The Monday memo is food for thought to fuel your week.
Hi everyone,
I’ve seen this happen more than once: Someone spends years building a company, a town, a community: some meaningful combination of systems, relationships, and energy. Somehow it all works and it all works extremely well. The system has momentum, energy, a rhythm that has developed organically.
The system works so well that the it gets sold, or merged with something bigger, or there’s simply a handoff from one generation to the next.
Whatever the reason, there’s a new generation of leaders. They see inefficiencies and want to optimize, so they start cutting things without understanding how those pieces work together. They don’t realize that they are unhitching the engine from the train.
When you first start losing momentum, it’s almost imperceptible. For a while, the train keeps rolling on the energy it already had. But gradually, it slows down. What took years to build takes only months to lose.
When you come across a problem, especially when you are new to a situation, you have the advantage of bringing fresh eyes; you can see things in new ways, which can lead to dramatic insights and breakthroughs. It can be tempting to see what’s wrong and immediately want to tear the whole thing down, rebuild from zero, and impose your vision on the situation.
But your fresh eyes also come with a blind spot. In addition to the problem, there are also things that are working: some existing momentum you can harness, some center of gravity you can work with instead of against. And the things that are working are often harder to see than the things that are broken.
The current situation of any system — whatever it is — already has some energy and momentum. Your team has existing rhythms. Your creative project has a natural shape it wants to take. Your relationships have patterns of energy that flow between you and others.
In other words you’re never really starting from scratch. You’re starting with what is.
Exercise.
This week, instead of pushing against something that feels stuck or difficult, try working with what’s already there.
Pick one situation where you’ve been pushing for an outcome and feeling resistance. Maybe it’s a conversation that keeps going in circles, a project that feels like you’re swimming against the current, or a habit you’ve been trying to force into your life.
Step back and study the existing forces at play. What’s the natural momentum? Where is there already energy? What wants to happen if you stop pushing so hard? What’s emerging? What is the system trying to become?
Instead of opposing the current, see if you can redirect it. Instead of fighting against the grain, find where the grain naturally wants to split.
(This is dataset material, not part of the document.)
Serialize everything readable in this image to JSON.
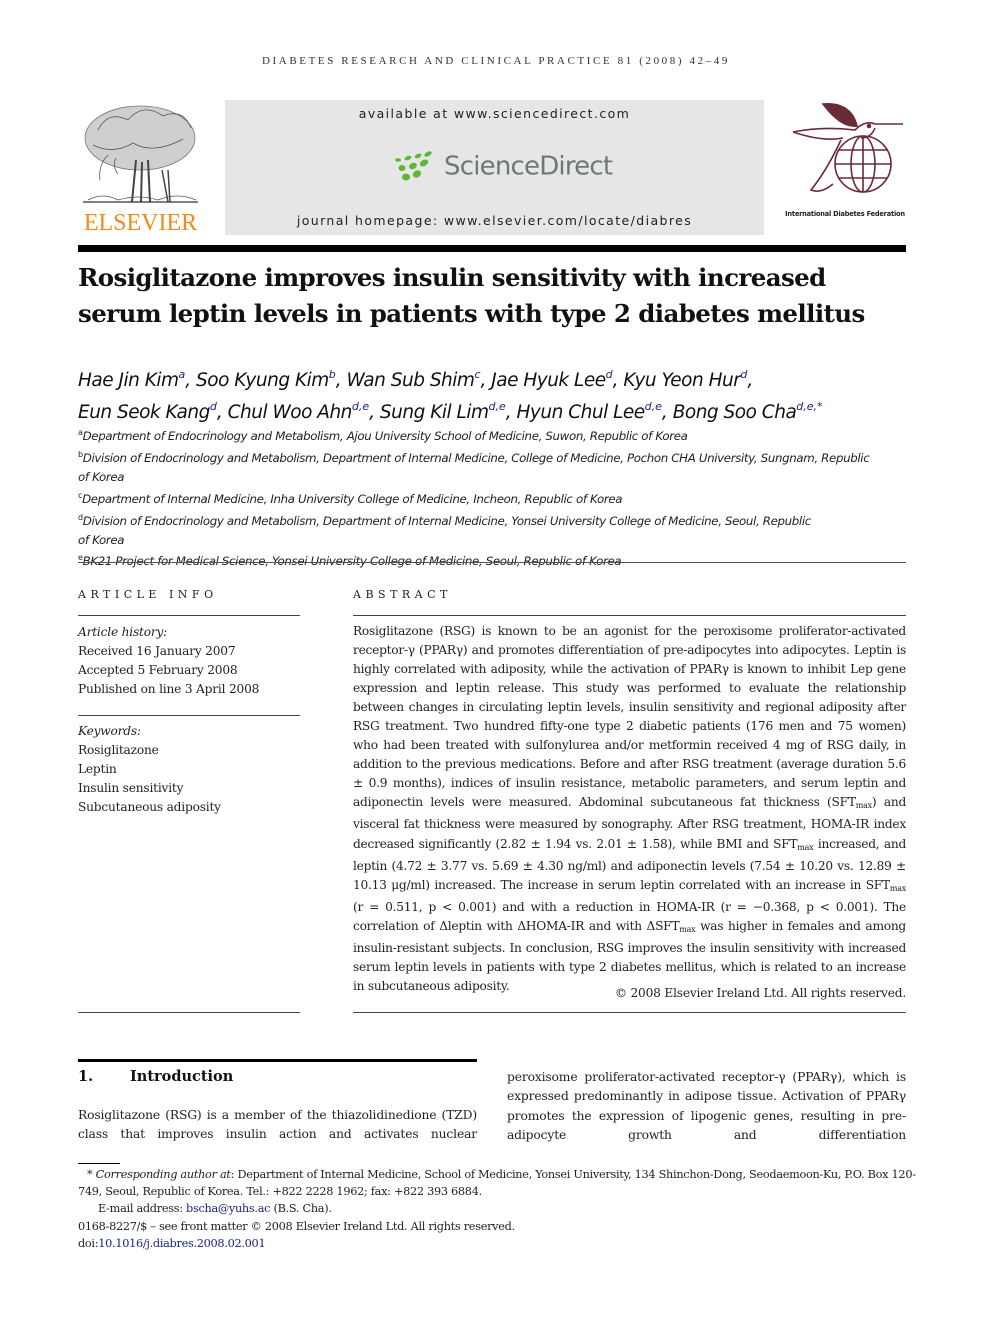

You might be surprised how much easier things become when you stop trying to be the bulldozer and start being the river that finds its way around the rock.
See what happens.
Pop-up recap
We had about 20 people show up for our potluck pop-up on Saturday. A few people joined us from out of town. Claire took the train down from Seattle. Brian and Sarah popped in from Olympia. We even had someone pop in who is visiting Portland from Berlin! We opened a portal for members and Lorne was kind enough to beam in from England. It was cool to see you Lorne!